Impact to end users?

Next in line we were after understanding whether the issue at hand was affecting end users. 284 responses gave us the following insight:

java-performance-issue-affecting-end-users

The 82% of the respondents answering “Yes” verified our gut feeling – performance is getting attention only when the related issues start impacting end users. Business side tends to focus on adding new / improving existing functionality leaving non-functional requirements such as performance without the attention they might deserve. And only when the impact on performance is so significant that end users start complaining, some resources get allocated to overcome the issue at hand.

Monitoring solutions used

One of the potentially most intriguing insights from the survey was the current monitoring landscape – we asked the respondents to identify the monitoring solutions they are using in production site. 284 respondents listed 365 tools being used as some respondents were using up to five tools to monitor their deployments:

java-most-common-performance-monitoring-tools

The places on the podium are somewhat surprising:

  1. Most common answer to the question was “None”, meaning that 21% of the respondents used no tools whatsoever to monitor the production site.
  2. The most common tool used is still the 15-year old Nagios. 51 people (or 18% of the respondents) listed Nagios as one of the tools they use for monitoring.
  3. Third place, listed as “Other” consisted in 38 different tools which all got 1-2 mentions.

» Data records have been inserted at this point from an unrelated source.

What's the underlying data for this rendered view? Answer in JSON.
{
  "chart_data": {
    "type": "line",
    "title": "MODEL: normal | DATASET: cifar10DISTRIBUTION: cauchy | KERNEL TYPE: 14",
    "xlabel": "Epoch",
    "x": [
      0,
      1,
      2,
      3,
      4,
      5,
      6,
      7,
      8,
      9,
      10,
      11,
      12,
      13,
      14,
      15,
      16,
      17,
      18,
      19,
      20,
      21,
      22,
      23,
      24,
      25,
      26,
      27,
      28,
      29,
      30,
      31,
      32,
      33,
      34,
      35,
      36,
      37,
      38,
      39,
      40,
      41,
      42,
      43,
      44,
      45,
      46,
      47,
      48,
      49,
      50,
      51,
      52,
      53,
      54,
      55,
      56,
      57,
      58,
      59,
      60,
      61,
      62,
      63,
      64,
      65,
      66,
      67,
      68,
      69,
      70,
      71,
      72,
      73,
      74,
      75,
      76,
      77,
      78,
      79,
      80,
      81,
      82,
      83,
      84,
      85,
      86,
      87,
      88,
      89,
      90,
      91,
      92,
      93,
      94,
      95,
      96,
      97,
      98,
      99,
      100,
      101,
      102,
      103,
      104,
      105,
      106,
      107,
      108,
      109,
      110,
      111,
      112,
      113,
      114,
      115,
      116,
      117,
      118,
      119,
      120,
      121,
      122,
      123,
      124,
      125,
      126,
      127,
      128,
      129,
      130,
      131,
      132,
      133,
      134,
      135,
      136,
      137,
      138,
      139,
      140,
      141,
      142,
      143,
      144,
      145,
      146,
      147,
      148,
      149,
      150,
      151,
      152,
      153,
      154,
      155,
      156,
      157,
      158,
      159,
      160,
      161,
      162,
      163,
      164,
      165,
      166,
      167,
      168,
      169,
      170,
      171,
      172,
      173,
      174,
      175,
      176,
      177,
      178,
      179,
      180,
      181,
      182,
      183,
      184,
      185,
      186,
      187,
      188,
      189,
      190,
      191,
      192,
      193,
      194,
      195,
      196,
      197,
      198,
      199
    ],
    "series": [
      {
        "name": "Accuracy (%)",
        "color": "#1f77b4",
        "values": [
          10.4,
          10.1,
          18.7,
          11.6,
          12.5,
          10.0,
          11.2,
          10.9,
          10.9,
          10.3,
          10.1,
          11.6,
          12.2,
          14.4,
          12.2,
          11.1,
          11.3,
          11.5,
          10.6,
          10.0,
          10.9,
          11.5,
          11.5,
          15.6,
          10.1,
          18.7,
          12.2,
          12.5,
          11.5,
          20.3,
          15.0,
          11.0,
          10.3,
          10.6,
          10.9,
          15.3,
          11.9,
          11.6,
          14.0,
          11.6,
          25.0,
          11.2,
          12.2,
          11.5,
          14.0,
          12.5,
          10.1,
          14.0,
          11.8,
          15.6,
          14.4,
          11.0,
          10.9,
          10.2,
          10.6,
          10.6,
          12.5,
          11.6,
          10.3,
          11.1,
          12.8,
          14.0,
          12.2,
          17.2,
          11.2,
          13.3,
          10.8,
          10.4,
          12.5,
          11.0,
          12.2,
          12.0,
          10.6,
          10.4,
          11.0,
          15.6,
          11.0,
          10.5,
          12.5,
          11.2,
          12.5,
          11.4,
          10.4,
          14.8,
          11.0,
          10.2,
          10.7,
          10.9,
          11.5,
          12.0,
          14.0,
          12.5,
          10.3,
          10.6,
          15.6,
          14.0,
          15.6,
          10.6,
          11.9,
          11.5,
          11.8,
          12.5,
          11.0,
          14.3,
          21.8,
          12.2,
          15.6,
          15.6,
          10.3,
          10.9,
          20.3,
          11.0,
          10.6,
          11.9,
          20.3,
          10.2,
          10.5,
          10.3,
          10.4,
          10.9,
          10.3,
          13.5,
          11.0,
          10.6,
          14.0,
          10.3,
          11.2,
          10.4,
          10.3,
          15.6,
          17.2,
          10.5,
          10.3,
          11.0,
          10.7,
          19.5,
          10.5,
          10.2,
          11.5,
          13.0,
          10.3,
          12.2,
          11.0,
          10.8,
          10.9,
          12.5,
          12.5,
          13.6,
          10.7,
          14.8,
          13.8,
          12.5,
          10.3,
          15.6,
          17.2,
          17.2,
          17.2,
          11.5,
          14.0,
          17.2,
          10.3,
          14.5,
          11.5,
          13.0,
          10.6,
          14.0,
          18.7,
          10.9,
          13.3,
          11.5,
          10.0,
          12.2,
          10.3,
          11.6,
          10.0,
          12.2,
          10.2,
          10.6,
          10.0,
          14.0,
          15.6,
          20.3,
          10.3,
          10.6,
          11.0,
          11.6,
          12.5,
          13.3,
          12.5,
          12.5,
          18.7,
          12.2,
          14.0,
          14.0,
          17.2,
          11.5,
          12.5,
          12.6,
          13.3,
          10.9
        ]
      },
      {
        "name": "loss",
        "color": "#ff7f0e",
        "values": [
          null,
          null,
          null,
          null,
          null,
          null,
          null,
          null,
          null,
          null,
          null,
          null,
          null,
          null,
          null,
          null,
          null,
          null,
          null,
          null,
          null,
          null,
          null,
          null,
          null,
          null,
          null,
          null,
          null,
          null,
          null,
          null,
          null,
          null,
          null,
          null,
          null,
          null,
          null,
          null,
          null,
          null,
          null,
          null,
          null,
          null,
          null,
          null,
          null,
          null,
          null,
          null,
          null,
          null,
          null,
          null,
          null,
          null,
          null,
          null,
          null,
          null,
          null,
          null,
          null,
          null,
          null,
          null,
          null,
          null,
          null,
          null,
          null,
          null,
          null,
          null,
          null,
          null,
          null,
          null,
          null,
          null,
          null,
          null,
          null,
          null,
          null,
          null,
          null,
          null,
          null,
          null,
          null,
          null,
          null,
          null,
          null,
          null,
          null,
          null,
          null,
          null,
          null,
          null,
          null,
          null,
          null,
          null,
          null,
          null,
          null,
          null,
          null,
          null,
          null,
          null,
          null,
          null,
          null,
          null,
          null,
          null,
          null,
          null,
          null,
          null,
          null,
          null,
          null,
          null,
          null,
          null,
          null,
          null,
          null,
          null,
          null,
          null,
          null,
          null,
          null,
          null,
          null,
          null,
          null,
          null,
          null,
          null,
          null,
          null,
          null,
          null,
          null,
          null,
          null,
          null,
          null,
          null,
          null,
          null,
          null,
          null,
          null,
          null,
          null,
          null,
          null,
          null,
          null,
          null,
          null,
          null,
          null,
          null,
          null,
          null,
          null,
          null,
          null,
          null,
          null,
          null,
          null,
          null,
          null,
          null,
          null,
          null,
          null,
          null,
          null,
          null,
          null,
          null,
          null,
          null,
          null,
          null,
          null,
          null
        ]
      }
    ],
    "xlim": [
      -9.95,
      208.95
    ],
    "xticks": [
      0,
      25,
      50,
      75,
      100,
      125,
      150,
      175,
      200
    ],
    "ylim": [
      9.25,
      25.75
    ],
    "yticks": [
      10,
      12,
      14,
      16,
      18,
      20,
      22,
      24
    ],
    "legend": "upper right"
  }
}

So we can say that the number of players in the market is large and only some of the tools have managed to gather any meaningful market share.

Next in this list: NewRelic, Zabbix, AppDynamics and Oracle Enterprise Managers were mentioned in between 7 and 13% of the cases. NewRelic and AppDynamics were kind-of expected to have a widespread deployment base, but the frequency of Zabbix and Oracle Enterprise Manager deployments is definitely unexpected.

What is also worth mentioning is the amount of self-built solutions and JVM tooling. Self-built solution option was not even among our list of answers, so having 6% of the respondents building their own monitoring solutions is somewhat surprising.

The tail of the results contains tools mentioned four or more times. It is rather weird to see the the large APM vendors (CA, Compuware and BMC) being beaten by the simplest tool possible – namely Pingdom.

As the survey was listed on our site, we do admit that Plumbr position in this list is most likely biased, so take our place in this list with a healthy grain of salt.